“Her insanın ölümü kendine aittir ve herkes kendi tarzını belirleyebilmelidir. Belki, yalnızca insanın yaşamını elinden almaya ilişkin bir hak düşünülebilir. Ama insanın ölümünü elinden almaya kimsenin hakkı yoktur.
İnsanlar, zihinleri yasaklar veya önyargılar tarafından kıskıvrak bağlanmadan ve cehaleti gerilemekten başka bir kaygı taşımadan kendi yollarında yürümeyi başarırlarsa, başkalarından çok daha hızlı ilerleyebilir ve çok öne geçebilirler.
İnsanlık kocaman bir çocuğa benzer. İnsanlar kendi aralarındaki anlaşmazlıkları hep kavga ve gürültüyle hallederler. Tanrı ve iyilik fikirlerini bile sopayla savunmak isterler. Bilgi ve felsefeyi oyuncak ve eğlence haline getirirler.

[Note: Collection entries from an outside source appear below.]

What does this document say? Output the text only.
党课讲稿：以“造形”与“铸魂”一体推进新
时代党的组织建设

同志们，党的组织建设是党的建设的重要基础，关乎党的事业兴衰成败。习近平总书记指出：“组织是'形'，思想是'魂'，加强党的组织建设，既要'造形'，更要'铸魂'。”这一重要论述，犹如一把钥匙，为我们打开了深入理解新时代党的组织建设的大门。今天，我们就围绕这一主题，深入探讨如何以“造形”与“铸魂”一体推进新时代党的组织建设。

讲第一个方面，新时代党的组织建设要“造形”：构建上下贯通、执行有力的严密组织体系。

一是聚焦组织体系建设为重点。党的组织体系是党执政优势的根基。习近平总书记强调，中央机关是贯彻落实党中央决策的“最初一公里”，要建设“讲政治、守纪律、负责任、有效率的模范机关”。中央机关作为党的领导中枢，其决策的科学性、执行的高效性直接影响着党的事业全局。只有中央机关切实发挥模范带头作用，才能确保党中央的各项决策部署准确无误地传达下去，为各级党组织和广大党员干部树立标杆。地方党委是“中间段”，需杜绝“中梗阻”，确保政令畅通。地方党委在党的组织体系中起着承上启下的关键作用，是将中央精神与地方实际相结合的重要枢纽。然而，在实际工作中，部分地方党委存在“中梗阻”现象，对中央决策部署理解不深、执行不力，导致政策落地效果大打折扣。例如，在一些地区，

Talihsiz ulus, talihsiz insanlar! Hem soyulurlar, hem de birbirlerini soyarlar. Tanrı sevgisi için kocaman tapınaklar yapıyorlar. Sonra bu tapınağın önündeki meydanlıkta binlerce insanı diri diri yakıyorlar. Bazıları da Tanrı aşkı için ölüyor.